South Africa need seven wickets on fifth day for consolation win
England may need help from the weather if they are to save the fourth Test against South Africa and end an annoying sequence.
Although the series is safe for the tourists, who lead 2-0, if they are defeated at Centurion it will be the fourth rubber in a row that they have lost the final match.
They are perilously poised on 52 for 3 at the end of the fourth day, nominally in pursuit of 382 for victory. Joe Root and James Taylor are unbeaten on 19. Thunderstorms are forecast for Tuesday.
Morne Morkel took the key wicket of Alastair Cook, a fine caught and bowled. England’s captain remains 36 shy of becoming the first Englishman to 10,000 Test runs.
The series is also over for Alex Hales and Nick Compton, with both failing to nail down a case for retention this summer, even though the latter had a fine opening Test of the series.
Compton was caught behind off Kagiso Rabada (his ninth wicket of the match), and was then criticised for wasting a review when the evidence looked watertight. He also nearly ran Cook out. He has made 245 runs in eight innings this series, 134 of them coming in Durban. Ian Bell back, anyone?
Hales has had a leaner time, with 136 runs, and only one notable score (60). He was trapped lbw by a decent ball from Rabada that kept low. His technique outside offside stump has also come under the forensic microscope of Geoff Boycott among others. The quest for a successor to Andrew Strauss is far from over.
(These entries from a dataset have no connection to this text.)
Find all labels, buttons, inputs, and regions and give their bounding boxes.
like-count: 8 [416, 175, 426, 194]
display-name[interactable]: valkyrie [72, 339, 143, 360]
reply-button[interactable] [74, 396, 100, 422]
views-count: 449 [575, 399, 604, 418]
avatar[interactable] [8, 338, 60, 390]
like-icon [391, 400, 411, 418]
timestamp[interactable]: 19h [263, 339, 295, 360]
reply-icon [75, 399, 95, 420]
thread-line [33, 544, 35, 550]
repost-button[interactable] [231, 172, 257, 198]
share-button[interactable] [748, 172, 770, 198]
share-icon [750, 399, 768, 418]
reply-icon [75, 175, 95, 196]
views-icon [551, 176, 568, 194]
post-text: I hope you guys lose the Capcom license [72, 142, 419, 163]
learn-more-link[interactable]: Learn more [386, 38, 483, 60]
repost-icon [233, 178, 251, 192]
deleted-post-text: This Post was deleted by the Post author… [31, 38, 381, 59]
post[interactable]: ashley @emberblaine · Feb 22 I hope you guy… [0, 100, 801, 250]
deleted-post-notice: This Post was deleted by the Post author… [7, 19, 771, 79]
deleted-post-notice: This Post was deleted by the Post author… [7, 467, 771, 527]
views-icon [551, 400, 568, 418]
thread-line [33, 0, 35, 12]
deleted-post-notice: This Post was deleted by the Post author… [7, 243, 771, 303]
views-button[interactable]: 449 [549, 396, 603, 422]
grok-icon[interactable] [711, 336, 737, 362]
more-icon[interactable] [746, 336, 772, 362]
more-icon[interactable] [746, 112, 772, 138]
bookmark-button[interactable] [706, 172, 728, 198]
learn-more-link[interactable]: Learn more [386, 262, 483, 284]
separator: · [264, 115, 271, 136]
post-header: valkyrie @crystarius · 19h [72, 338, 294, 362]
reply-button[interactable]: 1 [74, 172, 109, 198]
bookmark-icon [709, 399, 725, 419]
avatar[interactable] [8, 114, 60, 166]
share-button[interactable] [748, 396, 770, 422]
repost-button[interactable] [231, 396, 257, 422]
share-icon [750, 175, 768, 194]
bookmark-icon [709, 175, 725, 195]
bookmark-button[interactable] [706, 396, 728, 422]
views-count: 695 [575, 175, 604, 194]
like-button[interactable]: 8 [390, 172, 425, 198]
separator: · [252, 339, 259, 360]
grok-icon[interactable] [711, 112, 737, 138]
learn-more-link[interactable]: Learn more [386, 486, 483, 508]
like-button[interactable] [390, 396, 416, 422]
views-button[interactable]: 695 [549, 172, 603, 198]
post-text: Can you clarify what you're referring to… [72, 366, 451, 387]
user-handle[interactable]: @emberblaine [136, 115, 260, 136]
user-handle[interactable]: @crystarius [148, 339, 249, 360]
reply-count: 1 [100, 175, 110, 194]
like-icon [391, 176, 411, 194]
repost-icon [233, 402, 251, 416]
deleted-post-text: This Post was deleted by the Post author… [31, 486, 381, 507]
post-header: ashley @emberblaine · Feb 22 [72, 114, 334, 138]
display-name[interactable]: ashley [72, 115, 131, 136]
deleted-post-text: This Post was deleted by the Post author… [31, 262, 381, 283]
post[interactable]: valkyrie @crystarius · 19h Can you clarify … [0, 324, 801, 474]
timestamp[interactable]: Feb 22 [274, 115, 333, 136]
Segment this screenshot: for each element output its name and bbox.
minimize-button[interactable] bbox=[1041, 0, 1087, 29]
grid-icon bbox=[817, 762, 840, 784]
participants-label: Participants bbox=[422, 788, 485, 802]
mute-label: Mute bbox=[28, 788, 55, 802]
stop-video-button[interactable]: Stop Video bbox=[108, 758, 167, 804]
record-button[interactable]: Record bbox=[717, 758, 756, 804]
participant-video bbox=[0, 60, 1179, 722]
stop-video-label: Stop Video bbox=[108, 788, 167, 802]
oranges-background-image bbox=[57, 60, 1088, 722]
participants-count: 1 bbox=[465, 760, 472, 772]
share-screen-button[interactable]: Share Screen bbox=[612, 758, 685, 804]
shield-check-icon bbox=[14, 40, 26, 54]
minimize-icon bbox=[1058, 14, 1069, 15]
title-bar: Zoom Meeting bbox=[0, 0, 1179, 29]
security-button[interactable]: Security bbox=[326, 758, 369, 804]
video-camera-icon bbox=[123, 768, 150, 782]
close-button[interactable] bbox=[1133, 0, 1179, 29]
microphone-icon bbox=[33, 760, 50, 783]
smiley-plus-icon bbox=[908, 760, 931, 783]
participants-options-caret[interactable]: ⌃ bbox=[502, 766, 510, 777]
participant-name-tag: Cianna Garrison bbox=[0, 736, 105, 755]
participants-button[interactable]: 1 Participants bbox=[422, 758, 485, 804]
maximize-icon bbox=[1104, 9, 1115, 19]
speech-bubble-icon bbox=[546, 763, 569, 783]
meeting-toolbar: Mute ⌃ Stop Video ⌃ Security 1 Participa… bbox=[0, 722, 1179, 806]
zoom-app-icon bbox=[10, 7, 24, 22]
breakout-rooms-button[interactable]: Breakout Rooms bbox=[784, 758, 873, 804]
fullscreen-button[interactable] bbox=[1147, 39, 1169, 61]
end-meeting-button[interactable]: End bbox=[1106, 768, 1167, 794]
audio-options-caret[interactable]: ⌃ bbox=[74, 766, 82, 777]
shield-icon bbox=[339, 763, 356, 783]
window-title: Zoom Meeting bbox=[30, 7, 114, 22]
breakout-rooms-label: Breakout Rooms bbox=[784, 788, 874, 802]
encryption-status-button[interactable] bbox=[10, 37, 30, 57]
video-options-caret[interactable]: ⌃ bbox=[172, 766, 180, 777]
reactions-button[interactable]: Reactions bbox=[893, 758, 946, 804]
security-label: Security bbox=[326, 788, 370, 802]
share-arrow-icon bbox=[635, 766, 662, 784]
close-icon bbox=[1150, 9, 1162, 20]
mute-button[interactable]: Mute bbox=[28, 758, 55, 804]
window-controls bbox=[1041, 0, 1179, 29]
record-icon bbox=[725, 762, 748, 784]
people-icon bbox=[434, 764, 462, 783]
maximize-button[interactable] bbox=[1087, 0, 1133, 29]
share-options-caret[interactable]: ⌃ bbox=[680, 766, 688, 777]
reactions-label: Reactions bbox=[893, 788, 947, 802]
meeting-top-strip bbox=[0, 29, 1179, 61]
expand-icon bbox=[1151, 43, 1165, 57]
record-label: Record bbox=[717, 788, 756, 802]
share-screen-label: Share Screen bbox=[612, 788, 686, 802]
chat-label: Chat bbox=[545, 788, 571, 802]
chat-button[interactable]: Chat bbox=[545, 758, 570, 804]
The hosts may be hampered by the injury to Kyle Abbott, and will need Dane Piedt to take his first wickets of the match.
The hosts had earlier added 206 to their overnight 42 for 1, with Hashim Amla narrowly missing out on his second century of the game.
New skipper AB de Villiers had hinted before the match that James Anderson’s speed was down. That honesty came back to haunt him when England’s leading Test wicket-taker swung one back in to dismiss him lbw for a duck, giving him a pair.
The first wicket of the day was Stephen Cook, and, with him gone, Anderson went past Sir Richard Hadlee on the list of Test wicket-takers. He is now one behind Kapil Dev (434) and the only seamers ahead of him are Courtney Walsh (519) and Glenn McGrath (563).
Amla’s composed knock banished any safety fears for South Africa, and an unbeaten 78 for Temba Bavuma confirmed his promise.
It was a disappointing match for Chris Woakes, who took 1 for 142, figures that would have done nothing to silence those who wanted to see what Mark Footitt was made of in this ‘dead’ match.
England lost to Pakistan in Sharjah, Australia at The Oval, New Zealand at Headingley and West Indies in Bridgetown, and have a long way to go before emerging unscathed from this closing encounter.